C'est précisément par un Traité du Beau, du philosophe suisse de Crousaz, paru en 1712, que commencèrent les études modernes de la beauté. Hutcheson continua, en Angleterre, par ses Recherches sur l'origine de nos idées de beauté et de vertu, publiées en 1725 sous l'anonymat. Il fut suivi, en France, par le Père André (Essai sur le Beau, 1741), et par Batteux (Les Beaux-Arts réduits à un même Principe, 1746) ; en Allemagne, par Baumgarten (les OEsthetica, 1750 Vinrent ensuite les travaux de Burke (Recherches philosophiques sur nos Idées du Beau et du Sublime, 1757), Diderot (article Beau, de l'Encycopédie, 1751. Histoire de la Peinture en cire, 1755; Salons, 1759-81) ; Rameau et J.-J. Rousseau sur la Théorie de la Musique ; Reid (Recherches sur l'Entendement humain, 1764) ; Kant (Critique du Jugement, 1790) ; Schiller (Lettres esthétiques, 1795) ; Schelling (Écrits philosophiques, 1809) ; J. Droz : (Le beau dans les arts. 1815) ; Schopenhauer : (Le Monde considéré comme représentation et volonté, 3e livre, 1819) ; et un grand nombre d'autres auteurs, surtout allemands. Après la mort d'Hegel, en 1831, on publia ses Leçons sur l'Esthétique. En Angleterre, parurent au XIXe siècle, les oeuvres de Bain, Spencer,
James Sully, Grant Allen et particulièrement Ruskin. En France, l'étude du beau et de l'art occupa Stendhal : (Histoire de la Peinture, en Italie, 1817, et d'autres écrits de critique) ; V. Cousin : (Le Vrai, le Beau, le Bien, 1837) ; Jouffroy : (Cours d'Esthétique, 1826-1843) ; Lamennais : (Esquisse d'Une Philosophie, 1840) ; Emeric David : (Vie des Artistes, 1853) ; Chaignet : (Principes de la Science du Beau, 1860) ; Ch. Lévêque : (La Science du Beau, 1861) ; Proudhon : (Du Principe de l'Art et de sa Destination sociale, 1865) ; Fromentin : (Les Maîtres d'autrefois, 1876).
Taine appliqua à l'étude du beau, ses méthodes rigoureusement scientifiques en recherchant plus particulièrement, dans ses ouvrages sur ce sujet, la formation de l'art et des artistes. Des méthodes également scientifiques furent celles de Helmholtz et Blaserna dans leurs travaux sur la musique, de Brucke : (Physiologie des Couleurs, 1860. ― Principe des Beaux-Arts, 1877) ; de Rood : (Théorie scientifique des Couleurs, 1881) ; de Sully-Prudhomme : (l'Expression dans les Beaux-Arts, 1883) ; de G. Séailles : (Essai sur le Génie dans l'Art, 1884) ; de Lechalas : (Modes d'action de la musique ; Comparaisons entre la peinture et la musique, 1884-85) ; de Guyau :
(Problèmes d'Esthétique, 1884 ; l'Art au point de vue Sociologique, 1889) ; de Souriau : (Esthétique du Mouvement, 1889) ; de Griveau : (Les Éléments du Beau, 1892), etc...
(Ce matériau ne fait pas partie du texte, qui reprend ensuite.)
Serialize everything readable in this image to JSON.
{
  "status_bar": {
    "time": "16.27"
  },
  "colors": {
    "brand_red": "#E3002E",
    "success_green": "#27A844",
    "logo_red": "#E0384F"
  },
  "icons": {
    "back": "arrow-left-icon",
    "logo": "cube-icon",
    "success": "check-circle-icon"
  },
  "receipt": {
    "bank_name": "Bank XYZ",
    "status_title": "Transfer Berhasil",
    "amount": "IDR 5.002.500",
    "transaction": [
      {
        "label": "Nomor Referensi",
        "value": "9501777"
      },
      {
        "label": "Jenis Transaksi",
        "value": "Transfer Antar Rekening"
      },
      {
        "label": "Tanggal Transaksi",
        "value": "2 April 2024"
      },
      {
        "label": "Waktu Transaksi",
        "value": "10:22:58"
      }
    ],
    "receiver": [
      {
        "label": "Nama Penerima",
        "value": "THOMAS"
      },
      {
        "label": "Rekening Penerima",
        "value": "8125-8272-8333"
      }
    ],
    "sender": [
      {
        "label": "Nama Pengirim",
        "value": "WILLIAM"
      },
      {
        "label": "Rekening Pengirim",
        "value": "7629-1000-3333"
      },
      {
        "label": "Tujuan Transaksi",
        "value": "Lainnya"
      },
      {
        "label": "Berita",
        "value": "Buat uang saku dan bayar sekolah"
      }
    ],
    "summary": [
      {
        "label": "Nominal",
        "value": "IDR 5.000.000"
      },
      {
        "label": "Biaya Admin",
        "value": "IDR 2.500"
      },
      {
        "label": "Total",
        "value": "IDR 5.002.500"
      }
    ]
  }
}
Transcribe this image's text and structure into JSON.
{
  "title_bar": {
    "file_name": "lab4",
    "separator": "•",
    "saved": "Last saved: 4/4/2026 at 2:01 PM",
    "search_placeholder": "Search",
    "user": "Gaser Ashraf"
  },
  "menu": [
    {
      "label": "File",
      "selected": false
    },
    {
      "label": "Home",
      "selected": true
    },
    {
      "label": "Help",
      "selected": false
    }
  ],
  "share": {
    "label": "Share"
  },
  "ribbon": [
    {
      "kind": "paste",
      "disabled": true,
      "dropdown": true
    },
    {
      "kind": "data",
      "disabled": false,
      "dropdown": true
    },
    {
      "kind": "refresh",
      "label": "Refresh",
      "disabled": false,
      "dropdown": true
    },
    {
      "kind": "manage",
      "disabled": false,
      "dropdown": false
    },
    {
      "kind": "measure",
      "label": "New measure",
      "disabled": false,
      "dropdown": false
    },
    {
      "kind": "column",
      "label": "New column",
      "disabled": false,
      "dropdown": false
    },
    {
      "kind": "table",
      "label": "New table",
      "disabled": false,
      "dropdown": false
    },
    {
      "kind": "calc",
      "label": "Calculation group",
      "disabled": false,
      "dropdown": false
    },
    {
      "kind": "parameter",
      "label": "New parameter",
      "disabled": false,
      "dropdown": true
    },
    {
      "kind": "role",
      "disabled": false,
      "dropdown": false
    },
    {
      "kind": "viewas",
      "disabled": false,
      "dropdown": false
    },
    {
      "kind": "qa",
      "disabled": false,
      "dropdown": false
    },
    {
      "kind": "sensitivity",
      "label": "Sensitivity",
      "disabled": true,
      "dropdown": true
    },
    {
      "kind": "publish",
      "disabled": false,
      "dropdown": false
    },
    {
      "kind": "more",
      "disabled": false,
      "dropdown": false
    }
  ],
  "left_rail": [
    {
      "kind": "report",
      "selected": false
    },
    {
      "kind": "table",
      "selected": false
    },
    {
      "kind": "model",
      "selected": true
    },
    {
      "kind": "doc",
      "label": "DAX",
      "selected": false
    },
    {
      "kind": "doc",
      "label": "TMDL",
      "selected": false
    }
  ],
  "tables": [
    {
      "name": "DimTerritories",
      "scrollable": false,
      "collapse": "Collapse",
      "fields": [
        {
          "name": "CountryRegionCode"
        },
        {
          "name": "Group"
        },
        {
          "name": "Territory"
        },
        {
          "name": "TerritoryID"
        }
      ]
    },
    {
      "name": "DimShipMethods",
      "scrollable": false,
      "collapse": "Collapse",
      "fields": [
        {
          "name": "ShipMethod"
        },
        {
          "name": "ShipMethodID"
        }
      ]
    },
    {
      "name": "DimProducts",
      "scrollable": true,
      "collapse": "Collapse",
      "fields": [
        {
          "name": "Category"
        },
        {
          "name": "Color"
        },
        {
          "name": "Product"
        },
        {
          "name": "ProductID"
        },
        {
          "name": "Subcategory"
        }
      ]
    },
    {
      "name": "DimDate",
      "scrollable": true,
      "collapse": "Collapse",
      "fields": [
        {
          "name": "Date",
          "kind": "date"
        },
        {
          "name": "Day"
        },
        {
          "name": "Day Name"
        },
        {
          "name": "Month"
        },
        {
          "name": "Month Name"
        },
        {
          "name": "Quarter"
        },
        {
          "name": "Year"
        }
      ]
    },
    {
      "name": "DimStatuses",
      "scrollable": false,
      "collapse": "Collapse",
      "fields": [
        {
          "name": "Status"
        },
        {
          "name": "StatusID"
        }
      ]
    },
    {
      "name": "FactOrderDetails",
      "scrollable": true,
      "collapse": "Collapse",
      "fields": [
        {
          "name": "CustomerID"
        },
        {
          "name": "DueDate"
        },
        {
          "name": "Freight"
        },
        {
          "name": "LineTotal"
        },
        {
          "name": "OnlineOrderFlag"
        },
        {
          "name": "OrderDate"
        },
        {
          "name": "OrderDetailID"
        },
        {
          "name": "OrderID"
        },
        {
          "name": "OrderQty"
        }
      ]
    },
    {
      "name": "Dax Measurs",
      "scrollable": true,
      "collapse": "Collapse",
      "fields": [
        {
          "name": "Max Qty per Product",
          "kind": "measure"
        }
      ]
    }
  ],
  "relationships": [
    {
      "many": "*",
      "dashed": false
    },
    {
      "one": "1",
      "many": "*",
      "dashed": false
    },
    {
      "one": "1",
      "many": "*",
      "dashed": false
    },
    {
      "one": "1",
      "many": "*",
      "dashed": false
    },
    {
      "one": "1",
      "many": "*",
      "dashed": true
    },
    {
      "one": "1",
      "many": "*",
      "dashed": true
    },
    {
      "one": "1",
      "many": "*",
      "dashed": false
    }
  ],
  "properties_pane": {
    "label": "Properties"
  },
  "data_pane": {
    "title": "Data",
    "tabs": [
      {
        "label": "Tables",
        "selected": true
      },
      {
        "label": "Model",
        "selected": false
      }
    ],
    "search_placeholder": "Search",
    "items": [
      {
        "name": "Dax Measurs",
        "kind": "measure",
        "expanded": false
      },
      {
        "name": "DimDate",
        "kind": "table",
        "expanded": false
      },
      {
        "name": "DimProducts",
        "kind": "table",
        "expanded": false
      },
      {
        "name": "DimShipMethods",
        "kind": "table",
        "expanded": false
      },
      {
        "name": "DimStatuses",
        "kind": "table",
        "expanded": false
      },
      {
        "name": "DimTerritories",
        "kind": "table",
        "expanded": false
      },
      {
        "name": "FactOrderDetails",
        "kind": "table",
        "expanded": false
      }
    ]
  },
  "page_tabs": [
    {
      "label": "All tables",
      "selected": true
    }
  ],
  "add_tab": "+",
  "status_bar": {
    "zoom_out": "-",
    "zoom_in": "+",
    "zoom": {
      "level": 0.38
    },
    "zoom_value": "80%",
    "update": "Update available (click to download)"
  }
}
Bien que Jouffroy ait constaté qu'il y a sur la question du beau beaucoup moins de travaux que sur celle de l'être ou celle du bien et du mal, on n'en finirait pas d'énumérer les auteurs qui l'ont traitée. Il serait de plus, bien difficile de tirer de leurs ouvrages un accord de principes définitifs. Comme l'a encore dit Jouffroy, il n'y a presque pas de guides à suivre ; car il est impossible de prononcer d'une façon absolue sur cette question. Elle est aussi compliquée que celle de l'art lorsqu'on veut établir sur elle des théories, et leur multiplicité ne peut que l'obscurcir au lieu de l'éclaircir. Ce qu'il y a à faire devant le beau, comme devant, toutes les manifestations de la vie, au lieu de construire des systèmes plus ou moins séduisants, c'est d'observer, de voir aussi clair que possible, et c'est surtout d'éviter toute interprétation qui pourrait fausser ou diminuer les satisfactions que ce beau peut nous procurer. Gardons-nous des fabricateurs qui voudraient interposer les nuages de leurs systèmes entre nos yeux et le soleil de la beauté.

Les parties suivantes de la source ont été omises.